[4]-Empat mata

95 47 28
                                    

"Lo ... lagi?" Sadeena cepat-cepat menghapus sisa air matanya yang masih mengenangi pipi. Dia paksakan tubuhnya untuk berdiri meski hasilnya sedikit oleng. Untung saja rak buku di sampingnya bisa dijadikan penopang tubuh.

"Lo nggak punya rasa takut, ya?"

Sadeena diam, tidak menjawab. Membiarkan Wildan berjalan mendekat padanya.

Wildan terlihat mengembuskan napas sebelum akhirnya bersuara, "Perpustakaan ini dua minggu lagi akan ditutup. Tahu kenapa?"
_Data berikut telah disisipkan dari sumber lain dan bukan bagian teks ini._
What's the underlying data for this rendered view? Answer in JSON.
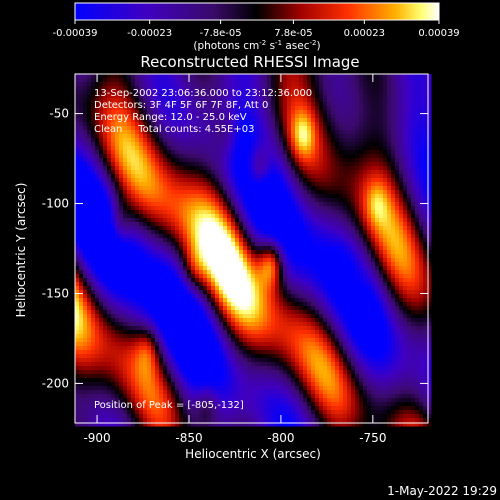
{
  "chart_data": {
    "type": "heatmap",
    "title": "Reconstructed RHESSI Image",
    "xlabel": "Heliocentric X (arcsec)",
    "ylabel": "Heliocentric Y (arcsec)",
    "xlim": [
      -912,
      -720
    ],
    "ylim": [
      -222,
      -28
    ],
    "xticks": [
      -900,
      -850,
      -800,
      -750
    ],
    "yticks": [
      -50,
      -100,
      -150,
      -200
    ],
    "xtick_labels": [
      "-900",
      "-850",
      "-800",
      "-750"
    ],
    "ytick_labels": [
      "-50",
      "-100",
      "-150",
      "-200"
    ],
    "colorbar": {
      "ticks": [
        -0.00039,
        -0.00023,
        -7.8e-05,
        7.8e-05,
        0.00023,
        0.00039
      ],
      "tick_labels": [
        "-0.00039",
        "-0.00023",
        "-7.8e-05",
        "7.8e-05",
        "0.00023",
        "0.00039"
      ],
      "range": [
        -0.00039,
        0.00039
      ],
      "unit_label": "(photons cm",
      "unit_exp1": "-2",
      "unit_mid": " s",
      "unit_exp2": "-1",
      "unit_mid2": " asec",
      "unit_exp3": "-2",
      "unit_end": ")",
      "colors": [
        "#0000ff",
        "#3c00c8",
        "#5a0a96",
        "#000000",
        "#b40000",
        "#ff3c00",
        "#ffa000",
        "#ffff64",
        "#ffffff"
      ]
    },
    "annotations": [
      "13-Sep-2002 23:06:36.000 to 23:12:36.000",
      "Detectors: 3F 4F 5F 6F 7F 8F, Att 0",
      "Energy Range: 12.0 - 25.0 keV",
      "Clean     Total counts: 4.55E+03"
    ],
    "peak_label": "Position of Peak = ",
    "peak_value": "[-805,-132]",
    "peak": {
      "x": -805,
      "y": -132
    },
    "bright_sources": [
      {
        "x": -805,
        "y": -132,
        "value": 0.00039
      },
      {
        "x": -812,
        "y": -80,
        "value": 0.00032
      },
      {
        "x": -788,
        "y": -62,
        "value": 0.00018
      },
      {
        "x": -888,
        "y": -112,
        "value": 0.00022
      },
      {
        "x": -872,
        "y": -180,
        "value": 0.00016
      },
      {
        "x": -840,
        "y": -212,
        "value": 0.0002
      },
      {
        "x": -760,
        "y": -150,
        "value": 0.00014
      },
      {
        "x": -748,
        "y": -100,
        "value": 0.00012
      },
      {
        "x": -848,
        "y": -138,
        "value": 0.00015
      },
      {
        "x": -830,
        "y": -62,
        "value": 0.00013
      }
    ]
  },
  "footer": {
    "date": "1-May-2022 19:29"
  }
}
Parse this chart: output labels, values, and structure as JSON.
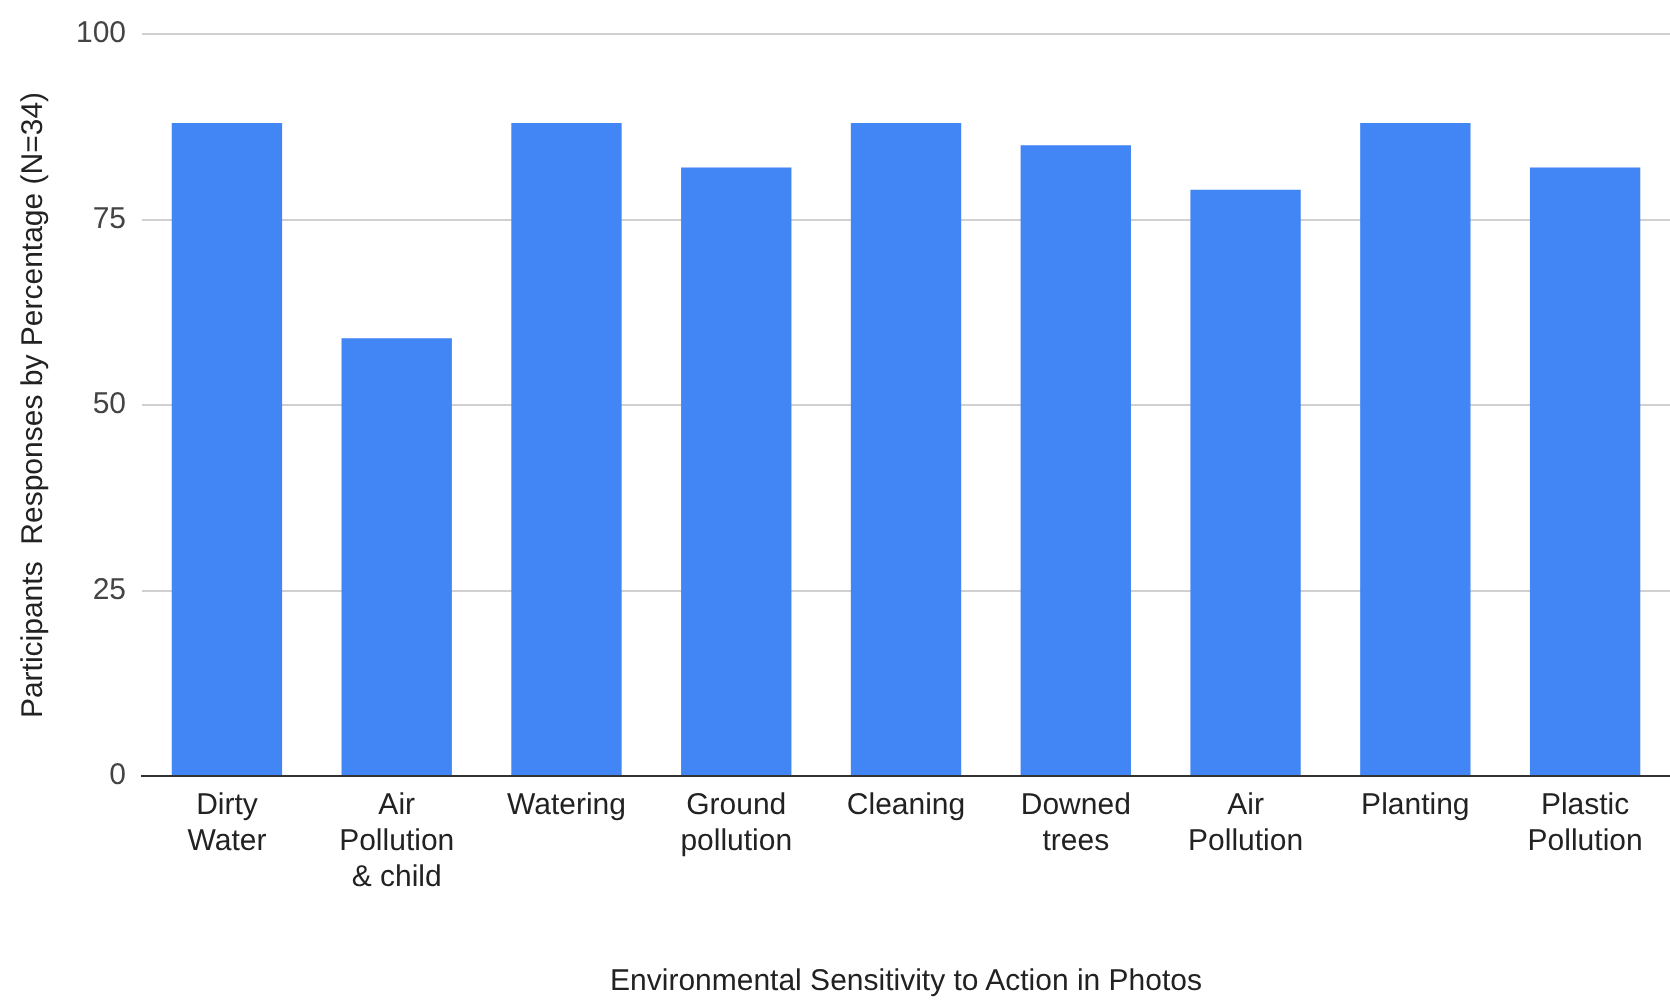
{
  "chart_data": {
    "type": "bar",
    "xlabel": "Environmental Sensitivity to Action in Photos",
    "ylabel": "Participants  Responses by Percentage (N=34)",
    "categories": [
      "Dirty Water",
      "Air Pollution & child",
      "Watering",
      "Ground pollution",
      "Cleaning",
      "Downed trees",
      "Air Pollution",
      "Planting",
      "Plastic Pollution"
    ],
    "values": [
      88,
      59,
      88,
      82,
      88,
      85,
      79,
      88,
      82
    ],
    "color": "#4285f4",
    "ylim": [
      0,
      100
    ],
    "yticks": [
      0,
      25,
      50,
      75,
      100
    ],
    "grid": "y",
    "legend": false
  }
}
"Ke ... kenapa?" cicit Sadeena. Entah kenapa bawaannya kalau di dekat Wildan ... selalu horror. Ya. Yang Sadeena rasakan begitu.

Wildan memasukkan sebelah tangannya ke dalam saku celana. "Karena di sini nggak ada aktivitas yang berlangsung lama. Ibarat rumah yang kosong. Setiap mahkluk halus berlomba-lomba menempati perpus-,"

"CUKUP!" Sadeena menyela dengan sakali bentakkan. "Lo harus tahu kalau lo ngoceh kayak gitu lagi, gue makin takut!" pekiknya. Dengan suara bergetar.

"Siapa Alden?" tanya Wildan.

Sadeena terperangah bukan main. Dari mana Wildan tahu nama itu?

"Lo ...."

Wildan menyugar rambutnya ke belakang dengan gerakkan pelan disertai dessisan dari mulutnya. "Gue bukan penguntit. Jangan berpikir negatif."

Sadeena berdecih. Dia melipat tangan di depan dada. Menatap Wildan tak kalah menantang. "Yakin? Kok lo tahu gue di sini?"

Wildan merutuk dirinya sendiri. Berdeham lama kemudian berbicara, "Ke ... kebetulan. Ya. Gue kebetulan ke perpus, kok." ujarnya.

Sadeena memberi tatapan memicing. "Gue makin berpikir negatif kalau lo bohong."

Wildan mendesah. Menyerah. Memilih untuk mengaku. "Ok ok ... gue ngikutin lo. Gue tahu lo berantem sama temen lo. Lo nangis. Lo panggil satu nama yang ... yang sempat gua dengar. Alden. Siapa dia?"

Sadeena kembali terjaga.

Apakah sempat dirinya memanggil atau menyebut nama Alden lagi?

"I ... itu, bukan urusan lo!"

BRAK!

Wildan dan Sadeena dikejutkan dengan beberapa buku yang terjatuh.

Keduanya memandang ke sumber suara. Kamus tebal yang terjatuh itu sama dengan kamus lain yang berada di rak paling atas.

Kenapa bisa jatuh?

Wildan merasa tidak ada angin. Ruang perpustakaan ini memiliki ventilasi yang baik. Semua jendela memang dibiarkan terkunci mati.

Sadeena terlihat ketakutan kala pandanganya mengedar. "Al ... Alden."

SRRRK!

Wildan menoleh pada Sadeena. Sayangnya yang dia dapati justru wajah hancur dari makhluk halus yang semalam berhasil mencekiknya.

BAKH! BAKH!

"Wildan!" Sadeena menggigiti jari telunjuknya. Tubuhnya kaku. Mati rasa begitu melihat adegan menakutkan di depannya.